I rarely understand most users going over 128 unless they are trying to make their SSD their life long storage.
 
Buy an external. Back up your system (image for free) and move not often used files to the back-up drive.
I rarely understand most users going over 128 unless they are trying to make their SSD their life long storage.
128Gb is hardly enough for programs, coding and OS on the laptop as is. And some of my go to documents on the go. I do have an external storage drive. one that's a bit problematic at the moment with it's enclosure but yeah I definitely have an Elemenrs 4TB for non critical media
 
I use my laptop for similar things and I can get by, just barely, with 256GB. If you've been managing 128GB all this time, I suspect that 500 GB would be enough. As for which one, doesn't matter, buy on price.
 
The SK Hynix is vastly superior for laptops because of it's power usage, and it has very well-rounded performance as well. If I recall correctly with reviews, it was hanging with or trading blows with the Samsung's lineup and most of the other higher end drives with random I/O.
 
The SK Hynix is vastly superior for laptops because of it's power usage, and it has very well-rounded performance as well. If I recall correctly with reviews, it was hanging with or trading blows with the Samsung's lineup and most of the other higher end drives with random I/O.

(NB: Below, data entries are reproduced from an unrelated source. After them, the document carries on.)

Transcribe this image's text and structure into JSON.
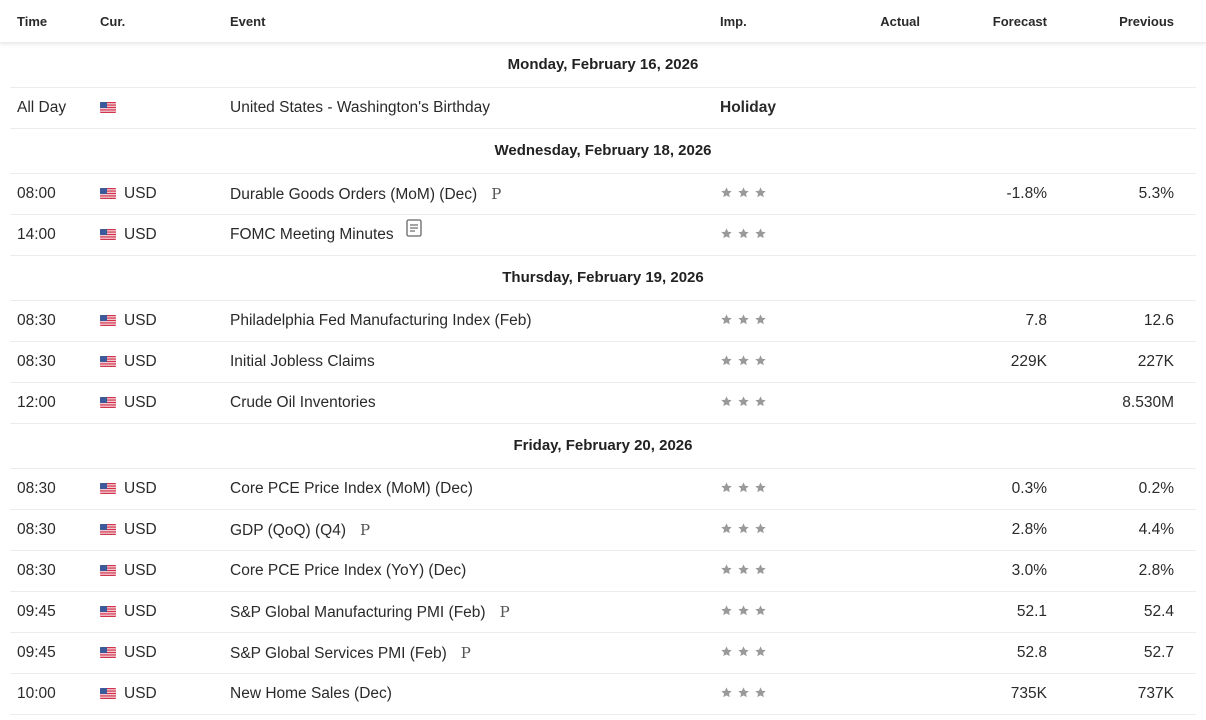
{
  "header": {
    "time": "Time",
    "currency": "Cur.",
    "event": "Event",
    "importance": "Imp.",
    "actual": "Actual",
    "forecast": "Forecast",
    "previous": "Previous"
  },
  "colors": {
    "star": "#9a9a9a",
    "divider": "#ececec"
  },
  "days": [
    {
      "date": "Monday, February 16, 2026",
      "events": [
        {
          "time": "All Day",
          "flag": "us-flag-icon",
          "currency": "",
          "event": "United States - Washington's Birthday",
          "holiday": "Holiday",
          "marker": "",
          "stars": 0,
          "actual": "",
          "forecast": "",
          "previous": ""
        }
      ]
    },
    {
      "date": "Wednesday, February 18, 2026",
      "events": [
        {
          "time": "08:00",
          "flag": "us-flag-icon",
          "currency": "USD",
          "event": "Durable Goods Orders (MoM) (Dec)",
          "marker": "P",
          "stars": 3,
          "actual": "",
          "forecast": "-1.8%",
          "previous": "5.3%"
        },
        {
          "time": "14:00",
          "flag": "us-flag-icon",
          "currency": "USD",
          "event": "FOMC Meeting Minutes",
          "marker": "doc",
          "stars": 3,
          "actual": "",
          "forecast": "",
          "previous": ""
        }
      ]
    },
    {
      "date": "Thursday, February 19, 2026",
      "events": [
        {
          "time": "08:30",
          "flag": "us-flag-icon",
          "currency": "USD",
          "event": "Philadelphia Fed Manufacturing Index (Feb)",
          "marker": "",
          "stars": 3,
          "actual": "",
          "forecast": "7.8",
          "previous": "12.6"
        },
        {
          "time": "08:30",
          "flag": "us-flag-icon",
          "currency": "USD",
          "event": "Initial Jobless Claims",
          "marker": "",
          "stars": 3,
          "actual": "",
          "forecast": "229K",
          "previous": "227K"
        },
        {
          "time": "12:00",
          "flag": "us-flag-icon",
          "currency": "USD",
          "event": "Crude Oil Inventories",
          "marker": "",
          "stars": 3,
          "actual": "",
          "forecast": "",
          "previous": "8.530M"
        }
      ]
    },
    {
      "date": "Friday, February 20, 2026",
      "events": [
        {
          "time": "08:30",
          "flag": "us-flag-icon",
          "currency": "USD",
          "event": "Core PCE Price Index (MoM) (Dec)",
          "marker": "",
          "stars": 3,
          "actual": "",
          "forecast": "0.3%",
          "previous": "0.2%"
        },
        {
          "time": "08:30",
          "flag": "us-flag-icon",
          "currency": "USD",
          "event": "GDP (QoQ) (Q4)",
          "marker": "P",
          "stars": 3,
          "actual": "",
          "forecast": "2.8%",
          "previous": "4.4%"
        },
        {
          "time": "08:30",
          "flag": "us-flag-icon",
          "currency": "USD",
          "event": "Core PCE Price Index (YoY) (Dec)",
          "marker": "",
          "stars": 3,
          "actual": "",
          "forecast": "3.0%",
          "previous": "2.8%"
        },
        {
          "time": "09:45",
          "flag": "us-flag-icon",
          "currency": "USD",
          "event": "S&P Global Manufacturing PMI (Feb)",
          "marker": "P",
          "stars": 3,
          "actual": "",
          "forecast": "52.1",
          "previous": "52.4"
        },
        {
          "time": "09:45",
          "flag": "us-flag-icon",
          "currency": "USD",
          "event": "S&P Global Services PMI (Feb)",
          "marker": "P",
          "stars": 3,
          "actual": "",
          "forecast": "52.8",
          "previous": "52.7"
        },
        {
          "time": "10:00",
          "flag": "us-flag-icon",
          "currency": "USD",
          "event": "New Home Sales (Dec)",
          "marker": "",
          "stars": 3,
          "actual": "",
          "forecast": "735K",
          "previous": "737K"
        }
      ]
    }
  ]
}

Ok I guess I would want to lean toward the Hynix but it's only 9 bucks cheaper than the Gen 4. Going to the 750 would justify the cheaper route than Gen 4. 22 bucks cheaper
 
Should I be like screw it and save the 9 bucks and go for the Gen 3 Hynix then since its very efficient? I got lured to the Gen 4 850 given that its more "future proof"
 
I use my laptop for similar things and I can get by, just barely, with 256GB. If you've been managing 128GB all this time, I suspect that 500 GB would be enough. As for which one, doesn't matter, buy on price.
Buy an external. Back up your system (image for free) and move not often used files to the back-up drive.
I rarely understand most users going over 128 unless they are trying to make their SSD their life long storage.
It was actually 256 lol. Yeah theres not way I could manage with 128 GB
 
Should I be like screw it and save the 9 bucks and go for the Gen 3 Hynix then since its very efficient? I got lured to the Gen 4 850 given that its more "future proof"
Yes, get the Hynix. Your laptop doesn't support PCIe 4.0 in the first place; and, for most use cases, the PCIe 4.0 advantage is so small it can't be noticed. (You need to get up into multi gigabytes of sequential transfer before it starts making a difference.)